160 years of Metsähallitus history
State-owned lands have always been the focus of different and constantly changing expectations in Finland. As the steward of state-owned land, Metsähallitus has been a mirror of society, reflecting the attitudes and spirit of each era. In 2019, Metsähallitus celebrated its 160th anniversary. This is a concise account of how we got this far.
In 1542 Gustav Vasa, King of Sweden and Finland, declared that uninhabited wildernesses were the property of God, the King and the Crown. This marked the beginning of the state’s land ownership. Peasants had a right to use the wilderness areas, and the boundaries between privately owned and crown forests remained blurred for a long time.
At the beginning of the 19th century, the Finnish forests were put to many uses, including slash-and-burn agriculture, tar production and, increasingly, the sawmill industry. Enough timber was cut down to raise concerns over deforestation among the authorities in Finland.
In 1841 Russian Emperor Nicholas I, who ruled over Finland, appointed a committee to consider a reform of forest legislation. The proposal it produced was not to everybody’s liking; editor-in-chief and philosopher J.W. Snellman took particular exception to it and initiated a public debate with Professor Nordstöm, a member of the committee. One of the points at issue in the gentlemen’s debate was whether Finland should have forests at all, or whether they should all be felled.
“Where the forest prevails, misery, ignorance and brutality also hold sway.” J.W. Snellman
The proposal prepared by the committee was not passed; it was defeated by the dissenting opinion of a single man, Councillor L.G. von Haartman. The ‘Forest Programme’ proposed by him ultimately laid the foundation for the Forest Act.
“Nature has placed our only source of wealth, the source of our economic independence, in the forest.” L.G. von Haartman
Records of the country’s first forest dispute and many other events in our history have been preserved in the Finnish Forest Museum Lusto.
In 1851, a strict Forest Act was enacted, and a temporary National Board of Land Surveying and Forest Management was established to supervise compliance with the Act and to look after the state’s land assets. The history of Metsähallitus began in 1859, as Emperor Alexander II signed a declaration on the establishment of a Forest Management Institute. Its task was to manage and protect forests and generate revenue for the crown by selling timber.
Over the years, various forest administration reforms have changed Metsähallitus’ organisation and tasks. A decree issued in 1921 instated Metsähallitus as a central agency subordinate to the Ministry of Agriculture and Forestry, tasked to “manage, oversee and promote Finnish forestry”. This has remained the basic premise of our work until these days; however, Metsähallitus’ duties no longer extend to the private forestry sector.

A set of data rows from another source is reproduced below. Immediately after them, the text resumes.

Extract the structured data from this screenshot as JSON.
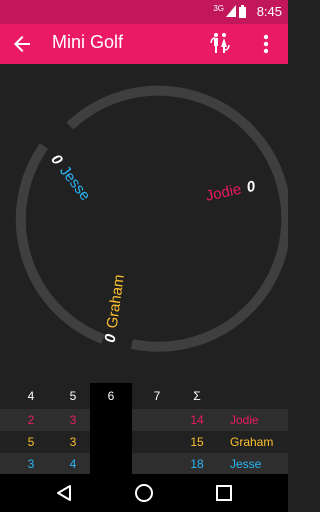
{
  "status_bar": {
    "network": "3G",
    "time": "8:45"
  },
  "app_bar": {
    "title": "Mini Golf",
    "icons": [
      "back-arrow-icon",
      "wc-restroom-icon",
      "overflow-menu-icon"
    ]
  },
  "players": [
    {
      "name": "Jesse",
      "score": "0",
      "color": "#29b6f6"
    },
    {
      "name": "Jodie",
      "score": "0",
      "color": "#ea1a64"
    },
    {
      "name": "Graham",
      "score": "0",
      "color": "#fbc02d"
    }
  ],
  "scorecard": {
    "headers": [
      "4",
      "5",
      "6",
      "7",
      "Σ"
    ],
    "current_hole": "6",
    "rows": [
      {
        "cells": [
          "2",
          "3",
          "",
          "",
          "14"
        ],
        "name": "Jodie",
        "color": "#ea1a64"
      },
      {
        "cells": [
          "5",
          "3",
          "",
          "",
          "15"
        ],
        "name": "Graham",
        "color": "#fbc02d"
      },
      {
        "cells": [
          "3",
          "4",
          "",
          "",
          "18"
        ],
        "name": "Jesse",
        "color": "#29b6f6"
      }
    ]
  },
  "nav_bar": {
    "icons": [
      "back-triangle-icon",
      "home-circle-icon",
      "recents-square-icon"
    ]
  },
  "colors": {
    "primary": "#ea1a64",
    "primary_dark": "#c2185b",
    "background": "#212121",
    "ring": "#3f3f3f"
  }
}
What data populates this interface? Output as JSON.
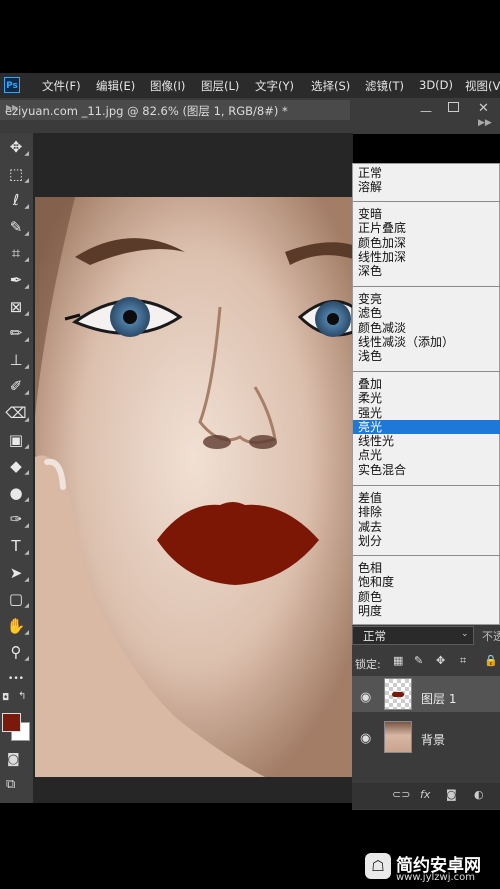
{
  "app": {
    "logo": "Ps"
  },
  "menu": [
    "文件(F)",
    "编辑(E)",
    "图像(I)",
    "图层(L)",
    "文字(Y)",
    "选择(S)",
    "滤镜(T)",
    "3D(D)",
    "视图(V"
  ],
  "document": {
    "tab_title": "eziyuan.com _11.jpg @ 82.6% (图层 1, RGB/8#) *",
    "window_controls": {
      "minimize": "—",
      "close": "✕"
    }
  },
  "tools": [
    {
      "name": "move-tool",
      "icon": "move-icon",
      "glyph": "✥"
    },
    {
      "name": "marquee-tool",
      "icon": "marquee-icon",
      "glyph": "⬚"
    },
    {
      "name": "lasso-tool",
      "icon": "lasso-icon",
      "glyph": "ℓ"
    },
    {
      "name": "quick-select-tool",
      "icon": "quick-select-icon",
      "glyph": "✎"
    },
    {
      "name": "crop-tool",
      "icon": "crop-icon",
      "glyph": "⌗"
    },
    {
      "name": "eyedropper-tool",
      "icon": "eyedropper-icon",
      "glyph": "✒"
    },
    {
      "name": "frame-tool",
      "icon": "frame-icon",
      "glyph": "⊠"
    },
    {
      "name": "brush-tool",
      "icon": "brush-icon",
      "glyph": "✏"
    },
    {
      "name": "stamp-tool",
      "icon": "stamp-icon",
      "glyph": "⊥"
    },
    {
      "name": "history-brush-tool",
      "icon": "history-brush-icon",
      "glyph": "✐"
    },
    {
      "name": "eraser-tool",
      "icon": "eraser-icon",
      "glyph": "⌫"
    },
    {
      "name": "gradient-tool",
      "icon": "gradient-icon",
      "glyph": "▣"
    },
    {
      "name": "blur-tool",
      "icon": "blur-icon",
      "glyph": "◆"
    },
    {
      "name": "dodge-tool",
      "icon": "dodge-icon",
      "glyph": "●"
    },
    {
      "name": "pen-tool",
      "icon": "pen-icon",
      "glyph": "✑"
    },
    {
      "name": "type-tool",
      "icon": "type-icon",
      "glyph": "T"
    },
    {
      "name": "path-select-tool",
      "icon": "path-select-icon",
      "glyph": "➤"
    },
    {
      "name": "shape-tool",
      "icon": "rectangle-icon",
      "glyph": "▢"
    },
    {
      "name": "hand-tool",
      "icon": "hand-icon",
      "glyph": "✋"
    },
    {
      "name": "zoom-tool",
      "icon": "zoom-icon",
      "glyph": "⚲"
    },
    {
      "name": "more-tools",
      "icon": "ellipsis-icon",
      "glyph": "•••"
    }
  ],
  "colors": {
    "foreground": "#7a1a0c",
    "background": "#ffffff",
    "lips": "#7c1605",
    "highlight": "#1e78d8"
  },
  "blend_modes": [
    [
      "正常",
      "溶解"
    ],
    [
      "变暗",
      "正片叠底",
      "颜色加深",
      "线性加深",
      "深色"
    ],
    [
      "变亮",
      "滤色",
      "颜色减淡",
      "线性减淡（添加）",
      "浅色"
    ],
    [
      "叠加",
      "柔光",
      "强光",
      "亮光",
      "线性光",
      "点光",
      "实色混合"
    ],
    [
      "差值",
      "排除",
      "减去",
      "划分"
    ],
    [
      "色相",
      "饱和度",
      "颜色",
      "明度"
    ]
  ],
  "blend_highlighted": "亮光",
  "layers_panel": {
    "blend_value": "正常",
    "opacity_label": "不透",
    "lock_label": "锁定:",
    "layers": [
      {
        "name": "图层 1",
        "selected": true
      },
      {
        "name": "背景",
        "selected": false
      }
    ]
  },
  "watermark": {
    "title": "简约安卓网",
    "url": "www.jylzwj.com"
  }
}
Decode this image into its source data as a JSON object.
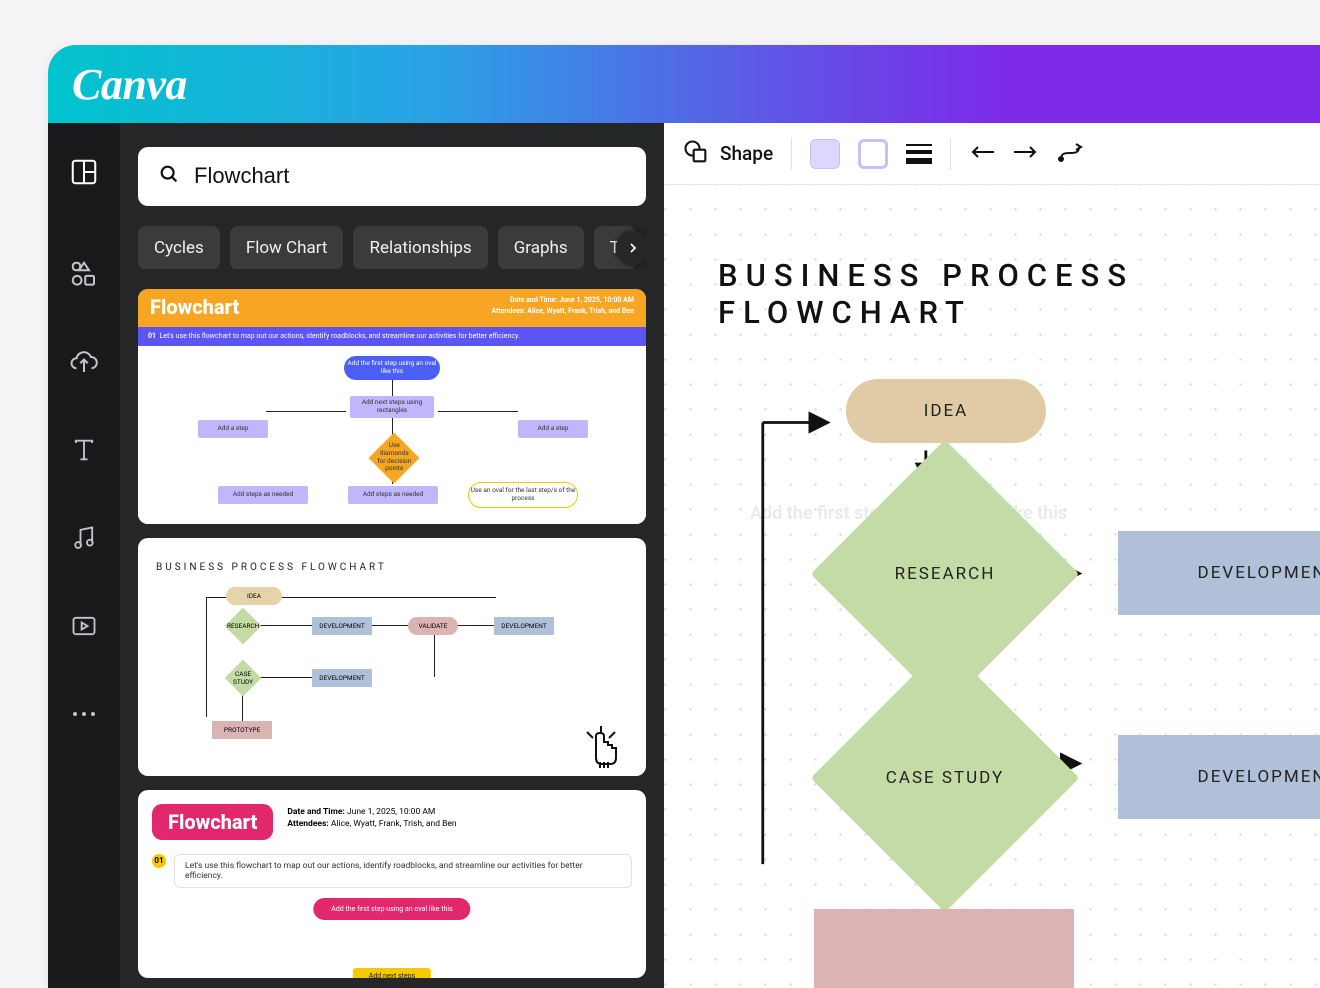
{
  "brand": "Canva",
  "toolbar": {
    "shape_label": "Shape"
  },
  "search": {
    "value": "Flowchart"
  },
  "chips": [
    "Cycles",
    "Flow Chart",
    "Relationships",
    "Graphs",
    "T"
  ],
  "canvas": {
    "title": "BUSINESS PROCESS FLOWCHART",
    "nodes": {
      "idea": "IDEA",
      "research": "RESEARCH",
      "dev1": "DEVELOPMENT",
      "case_study": "CASE STUDY",
      "dev2": "DEVELOPMENT"
    },
    "faint": "Add the first step\nusing an oval like this"
  },
  "template1": {
    "title": "Flowchart",
    "meta1": "Date and Time: June 1, 2025, 10:00 AM",
    "meta2": "Attendees: Alice, Wyatt, Frank, Trish, and Ben",
    "banner_prefix": "01",
    "banner": "Let's use this flowchart to map out our actions, identify roadblocks, and streamline our activities for better efficiency.",
    "n_oval1": "Add the first step using an oval like this",
    "n_rect1": "Add next steps using rectangles",
    "n_rectL": "Add a step",
    "n_rectR": "Add a step",
    "n_dia": "Use diamonds for decision points",
    "n_rectBL": "Add steps as needed",
    "n_rectBM": "Add steps as needed",
    "n_oval2": "Use an oval for the last step/s of the process"
  },
  "template2": {
    "title": "BUSINESS PROCESS FLOWCHART",
    "idea": "IDEA",
    "research": "RESEARCH",
    "dev": "DEVELOPMENT",
    "validate": "VALIDATE",
    "dev2": "DEVELOPMENT",
    "case_study": "CASE STUDY",
    "dev3": "DEVELOPMENT",
    "prototype": "PROTOTYPE"
  },
  "template3": {
    "badge": "Flowchart",
    "meta1_label": "Date and Time:",
    "meta1_val": "June 1, 2025, 10:00 AM",
    "meta2_label": "Attendees:",
    "meta2_val": "Alice, Wyatt, Frank, Trish, and Ben",
    "num": "01",
    "box": "Let's use this flowchart to map out our actions, identify roadblocks, and streamline our activities for better efficiency.",
    "oval": "Add the first step using an oval like this",
    "rect": "Add next steps"
  }
}
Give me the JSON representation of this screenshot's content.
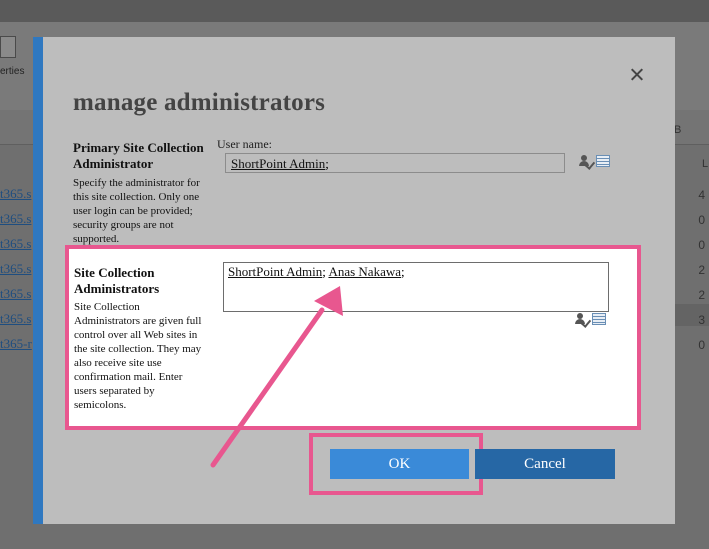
{
  "background": {
    "toolbar_label": "erties",
    "left_links": [
      "t365.s",
      "t365.s",
      "t365.s",
      "t365.s",
      "t365.s",
      "t365.s",
      "t365-r"
    ],
    "right_values": [
      "4",
      "0",
      "0",
      "2",
      "2",
      "3",
      "0"
    ],
    "right_header_b": "B",
    "right_header_l": "L"
  },
  "dialog": {
    "title": "manage administrators",
    "primary": {
      "heading_line1": "Primary Site Collection",
      "heading_line2": "Administrator",
      "desc_lines": [
        "Specify the administrator for",
        "this site collection. Only one",
        "user login can be provided;",
        "security groups are not",
        "supported."
      ],
      "field_label": "User name:",
      "value": "ShortPoint Admin",
      "separator": ";"
    },
    "admins": {
      "heading_line1": "Site Collection",
      "heading_line2": "Administrators",
      "desc_lines": [
        "Site Collection",
        "Administrators are given full",
        "control over all Web sites in",
        "the site collection. They may",
        "also receive site use",
        "confirmation mail. Enter",
        "users separated by",
        "semicolons."
      ],
      "users": [
        "ShortPoint Admin",
        "Anas Nakawa"
      ],
      "separator": ";"
    },
    "buttons": {
      "ok": "OK",
      "cancel": "Cancel"
    }
  },
  "colors": {
    "annotation": "#e8578f",
    "ok_button": "#3a8ad8",
    "cancel_button": "#2667a5",
    "dialog_accent": "#2f78c0"
  }
}
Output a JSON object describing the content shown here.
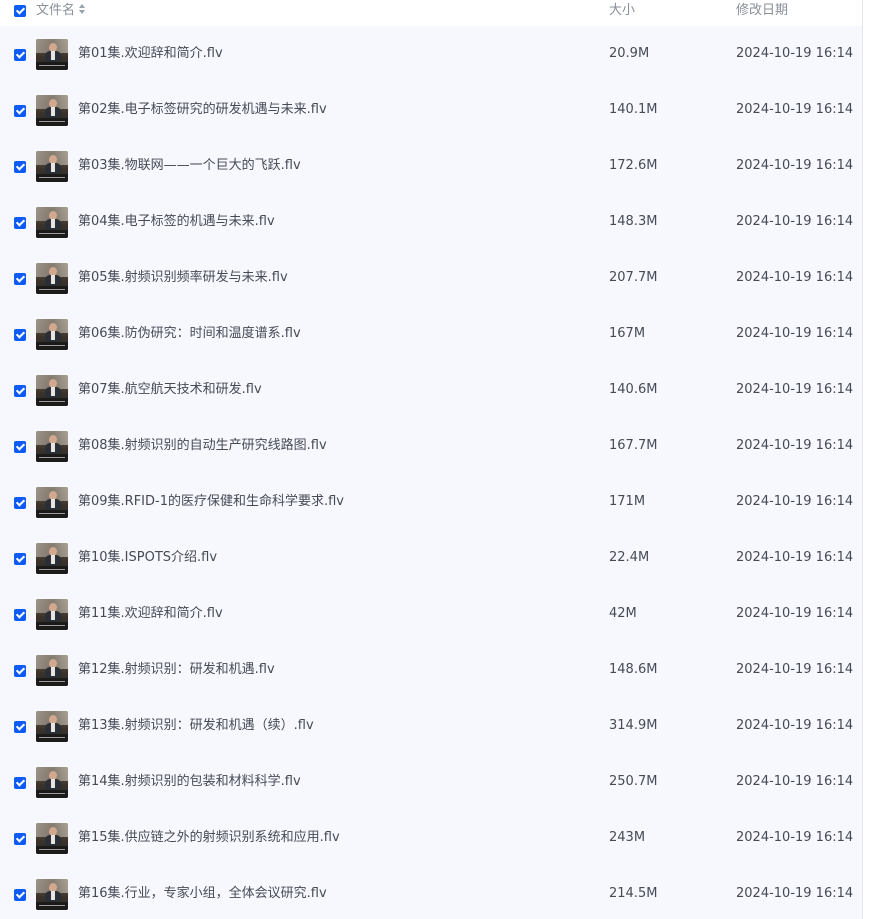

The area of activity entrusted to the forest administration was the focus of many conflicting expectations. In addition to its basic task of managing and stewarding the state’s forest property, its duties included generating revenue for the state, supporting the growth of the sawmill industry, and promoting housing. Due to these partly conflicting interests, a triangle consisting of the state, the industry and the local population of the managed areas was formed around the forest administration, in which each corner was pulling in a different direction.
In the early years, timber trade did not produce the desired profits. The forest administration’s efforts to control state-owned forests resulted in repeated conflicts with the local population, who had become accustomed to making a living out of these areas. Most importantly, forest policy and housing policy were on a collision course. From all this, we have come a long way to reach today’s Metsähallitus.
The Forest Management Institute, later known as Metsähallitus, has sold timber at auctions, by contract and to make way for railway lines; operated sawmills; served as a log storage facility and firewood office during the war; and organised working parties to fell trees in order to pay war reparations. Considerable amounts of wealth have been obtained from state forests to develop the welfare state. At the same time, forest industry training has been actively developed and the potential of forest management to improve the efficiency of timber production has been researched, while the area of protected forests has been expanded.
The first discussions on nature conservation in Finland started in the 1880s. Several proposals were made to establish nature parks in crown forests and later in state-owned forests. The proposals were justified by aesthetic, tourism-related and scientific arguments alike. While the progress in establishing actual conservation areas was slow, in the early 20th century Metsähallitus took the initiative to protect some of its forest areas regarded as valuable. Nature conservation became a statutory obligation in 1923, and the first national parks were officially inaugurated in 1938.
Today, 19% of the areas managed by Metsähallitus are statutory nature reserves, while 4% are included in different conservation programmes. The total share of wilderness areas and other special areas is 23%. We take pride in promoting nature conservation, forest biodiversity and a balanced relationship between humans and nature.